The Hour Past Bewilderbeast

It's no secret that once you've gotten on Pitchfork's bad side that you ain't comin back.  The only thing the magazine loves more than holding a grudge is pretending to struggle not to.

Certain bands are given a protection clause, which gives them a few albums to muck up before being thrown to the fire.  Perennial favorites like Radiohead or The White Stripes are included here.  But most receive the termination of contract notice in the mail and will never regain their former status.  The Eels, Ryan Adams and Pedro the Lion have all produced slump-ceasing records which have regained for them some respect elsewhere while they continue to dig through dumpsters at Pitchfork.  It's a bit like an individual who has gone through a difficult and public divorce...  They may rebuild their lives into something truly joyful, but they'll never fully discard their painful past, and those who saw the painful moments will never be able to look at them the same.  Damien Gough, the Badly Drawn Boy, is a member of the Pitchfork Pit of Eternal Despair and proves so with his latest album One Plus One is One.
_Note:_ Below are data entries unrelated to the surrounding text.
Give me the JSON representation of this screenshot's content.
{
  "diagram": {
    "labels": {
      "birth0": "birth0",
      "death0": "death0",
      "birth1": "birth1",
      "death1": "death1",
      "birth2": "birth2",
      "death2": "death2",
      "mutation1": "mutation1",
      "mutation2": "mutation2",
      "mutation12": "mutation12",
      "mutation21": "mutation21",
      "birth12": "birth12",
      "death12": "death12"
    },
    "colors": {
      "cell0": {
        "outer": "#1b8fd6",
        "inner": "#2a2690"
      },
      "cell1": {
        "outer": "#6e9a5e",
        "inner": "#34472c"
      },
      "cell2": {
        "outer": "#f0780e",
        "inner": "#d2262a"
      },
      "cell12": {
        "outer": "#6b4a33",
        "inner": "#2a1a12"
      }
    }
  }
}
But what's interesting in the Pitchfork review of the album is the introduction's focus on Gough's weird tie to another on Pitchfork's blacklist...  Nick Hornby.

Hornby is part of this weird group of fringe mainstream writers who, upon receiving commercial success, began attempts to yank increasingly popular underground artists into the mainstream light.  These artists became Lottery millionaires who really could have earned their own way to wealth but now stand without legitimacy to their riches.  It's the classic story of the one-hit wonders and the sell-outs.  It's just that instead of a faceless money-hungry corporation, the source is a creator who wants to share their achievements with other artists they respect.  What makes it even weirder is that the benefactors enter and set up residence in the world of those they benefact.  Nick Hornby's venture in music criticism and Michael Chabon's work with comics are probably the two most prevalent, current examples.  In both these cases, neither has earned their right to the new land they've staked out, they've just gone in and taken it (as a provision of the Fair Housing Act?).

The result of it all is hollow wish fulfillment that depletes both parties.  I'm not saying that it's a bad thing to donate one's fame or wealth to those below you.  The detrimental thing is to graft one's self to a championed cause as opposed to feeding it so that it can grow.

3 Comments:

At 1:31 PM, Scot said...

I read that review, and while I can't comment on the quality of BDB's new album, I was dismayed to read the reference to "schlock-rockers" Marah.

The band whose new CD, 20,000 Streets Under the Sky, just received a 7.8 rating from the site. Nothing like basing an opinion of a band on one CD (Float Away With the Friday Night Gods, the only album in the band's canon close to schlock-rock).